The data analysis was conducted as follows. The first author read the transcripts and mapped all the excerpts (with reference to the participant), considering the objectives of the study, which were shared with the fifth author. The fifth author analyzed the material and refined the mapping. The first and fifth authors then met to discuss the mapping and define the theme and subtheme designations until a consensus was reached through a process of successive refinement. To improve accuracy, the development of the analysis was discussed by all the authors. The results are presented using excerpts from the participants.

Results

The CFDs described three themes that encompass stages (key moments) in the journey of the RCFs’ residents, considering the CFDs’ experiences and practices related to the end of life and death: (i) admission and living in RCF: assuring quality of life; (ii) end of life and death: care and death management; and (iii) postmortem and new admission: continuing and occupying the vacancy. Each theme included subthemes ().

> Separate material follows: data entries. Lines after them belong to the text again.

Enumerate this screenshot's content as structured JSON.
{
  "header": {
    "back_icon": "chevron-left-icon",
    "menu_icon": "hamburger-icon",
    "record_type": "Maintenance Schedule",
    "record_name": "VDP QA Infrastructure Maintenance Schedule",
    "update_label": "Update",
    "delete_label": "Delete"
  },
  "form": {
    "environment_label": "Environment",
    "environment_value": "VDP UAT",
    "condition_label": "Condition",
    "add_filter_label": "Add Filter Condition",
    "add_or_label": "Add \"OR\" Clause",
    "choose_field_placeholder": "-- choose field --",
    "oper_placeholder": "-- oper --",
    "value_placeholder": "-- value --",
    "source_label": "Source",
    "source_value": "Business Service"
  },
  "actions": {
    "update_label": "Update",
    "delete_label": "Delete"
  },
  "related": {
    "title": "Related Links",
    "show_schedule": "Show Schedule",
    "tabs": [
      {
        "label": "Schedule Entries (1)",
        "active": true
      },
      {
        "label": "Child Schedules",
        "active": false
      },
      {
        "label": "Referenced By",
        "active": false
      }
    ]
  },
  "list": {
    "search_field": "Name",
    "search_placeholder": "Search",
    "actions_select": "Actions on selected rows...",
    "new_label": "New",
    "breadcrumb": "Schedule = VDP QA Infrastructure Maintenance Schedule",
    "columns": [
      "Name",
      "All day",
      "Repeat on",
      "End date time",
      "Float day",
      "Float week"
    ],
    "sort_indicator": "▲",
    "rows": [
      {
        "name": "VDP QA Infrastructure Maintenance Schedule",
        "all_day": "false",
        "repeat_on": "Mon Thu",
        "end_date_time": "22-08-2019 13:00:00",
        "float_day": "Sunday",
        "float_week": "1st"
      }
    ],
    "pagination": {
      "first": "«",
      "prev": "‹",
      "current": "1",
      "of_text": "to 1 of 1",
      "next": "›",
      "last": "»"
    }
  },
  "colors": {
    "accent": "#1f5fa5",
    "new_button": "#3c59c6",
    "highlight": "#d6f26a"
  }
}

Table 2. Care facility directors’ practices and experiences regarding residents’ end-of-life and death: Themes and subthemes.

Admission and living in RCFs: Assuring quality of life

The participants described the residents’ admission and living in RCFs, with a focus on assuring quality of life (), emphasizing two subthemes: (i) initial interview: residents and/or relatives share death-related wishes (13 participants) and (ii) providing quality of life (12 participants).

Initial interview

Residents and/or relatives share death-related wishes. The CFDs shared that the initial interview was usually conducted on the first day of the resident’s stay in the RCF to collect and provide general information to residents and relatives. They did not mention end of life or death at this time: “At the beginning, we don’t talk much about the end of life, as we want to deconstruct the idea that people come here [RCF] to die” (P17). However, participants mentioned that some residents and/or their relatives expressed some death-related wishes: “Some of them are already prepared for the end. They come with specific objects and clothes. They already have in the wardrobe a space to put those things they intend to take with them one day” (P14).

Providing quality of life

The CFDs stated that their goal was to provide quality of life for the residents, which involved developing a sense of belonging to the institution and offering pleasant moments: “We try to make sure that the days they stay here are spent in the best way, having an active end of life, with a proper follow-up, and a good back-up” (P13). Involving relatives in the RCF dynamics and activities was described as an indicator of quality of life: “We always involve the family from the beginning; this is very important because there is a whole pathway that must be worked from the start” (P10).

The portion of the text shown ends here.